Like you implied, I did have a narrow audience in mind, and I assumed that LW’s algorithim would function more like popular social media algorithms and only show the post to the subset of the population I was aiming to speak to. I also made the assumption that implications of my post would create the motivation for readers to gain further context through reading links/footnotes for information gaps between me and readers, which seems to be wrong.
For my first sentence where I make the assumption that we subconciously optimize for
I make a few assumptions.
1. The readers definition of subconscious is the same as my definition. Which is a large leap considering my definition was created through a lot of introspection & self-examination through personal experiences.
2. I assume that if we have the same definition of “subconcious”, my claim is self-explanatory.
Ex 1. When a cancer patient is told they have 5 years left to live, they are heartbroken and their entire lives change.
Ex 2. When an AI researcher predicts 5 years left until the advent of AGI/ASI and the subsequent extinction of the human race, no one takes this seriously.
CstineSublime, if I were to redo this post, do you think I should explain this claim using an example like this instead of making the assumption that readers will automatically make this connection in their mind?
P.S the footnotes were meant to be definitions similar to what you see when you hover over a complex word on Wikipedia. Let me know if that wasn’t clear.
Edit: [on reflection I think perhaps as a newcomer what you should do is acquaint yourself with what other intelligent and perceptive posts have been made over the last decade on Lesswrong on issues around A.I. extinction before you try and write a high level theory of your own. Maybe even create a excel spreadsheet of all the key ideas as a Post-Graduate researcher does when preparing for their lit review]
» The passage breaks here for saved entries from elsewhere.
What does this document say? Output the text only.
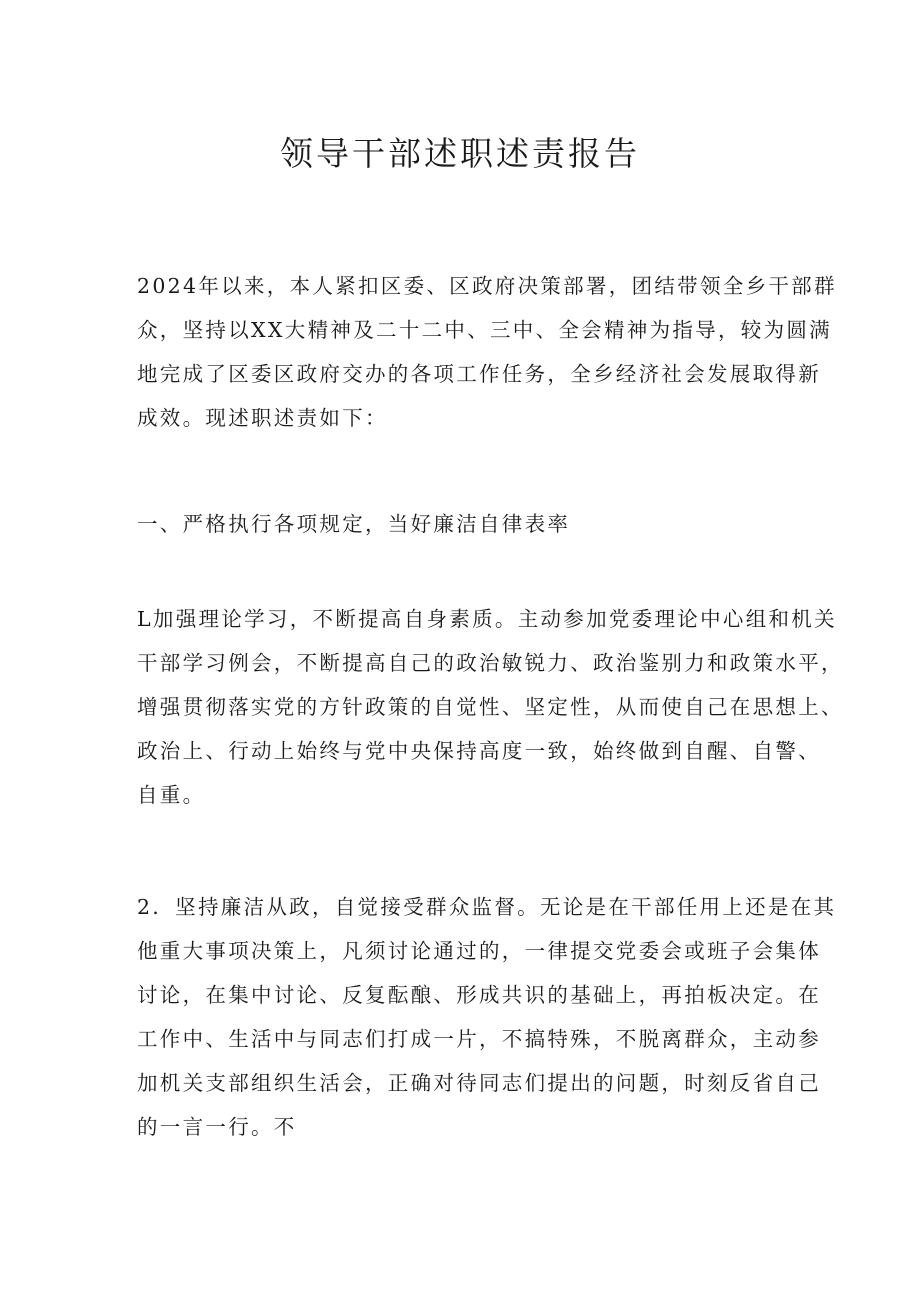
领导干部述职述责报告

2024年以来，本人紧扣区委、区政府决策部署，团结带领全乡干部群
众，坚持以XX大精神及二十二中、三中、全会精神为指导，较为圆满
地完成了区委区政府交办的各项工作任务，全乡经济社会发展取得新
成效。现述职述责如下：

一、严格执行各项规定，当好廉洁自律表率

L加强理论学习，不断提高自身素质。主动参加党委理论中心组和机关
干部学习例会，不断提高自己的政治敏锐力、政治鉴别力和政策水平，
增强贯彻落实党的方针政策的自觉性、坚定性，从而使自己在思想上、
政治上、行动上始终与党中央保持高度一致，始终做到自醒、自警、
自重。

2．坚持廉洁从政，自觉接受群众监督。无论是在干部任用上还是在其
他重大事项决策上，凡须讨论通过的，一律提交党委会或班子会集体
讨论，在集中讨论、反复酝酿、形成共识的基础上，再拍板决定。在
工作中、生活中与同志们打成一片，不搞特殊，不脱离群众，主动参
加机关支部组织生活会，正确对待同志们提出的问题，时刻反省自己
的一言一行。不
I am still not sure what your post is intended to be about, what is it about “A.I. Extinction” is it that you have new insight into? I stress “new”.
As for your re-do of the opening sentence, those two examples are not comparable: getting a prognosis directly from a oncologist who has studied oncology, and presumably you’ve been referred to because they have experience with other cases of people with similar types of cancer, and has seem multiple examples over a number of years develop, is vastly different from the speculative statement of a unnamed “A.I.” researcher. The A.I. researcher doesn’t even have the benefit of analogy, because there has never been throughout the entire Holocene anything close to a mass extinction event of human life perpetuated by a super-intelligence. An oncologist has a huge body of scientific knowledge, case studies, and professional experience to draw upon which are directly comparable, together with intimate and direct access to the patient.
Who specifically is the researcher you have in mind who said that humanity has only 5 years?
If I were to redo your post, I would summarize whatever new and specific insight you have in one sentence and make that the lead sentence. Then spend the rest of the post backing that up with credible sources and examples.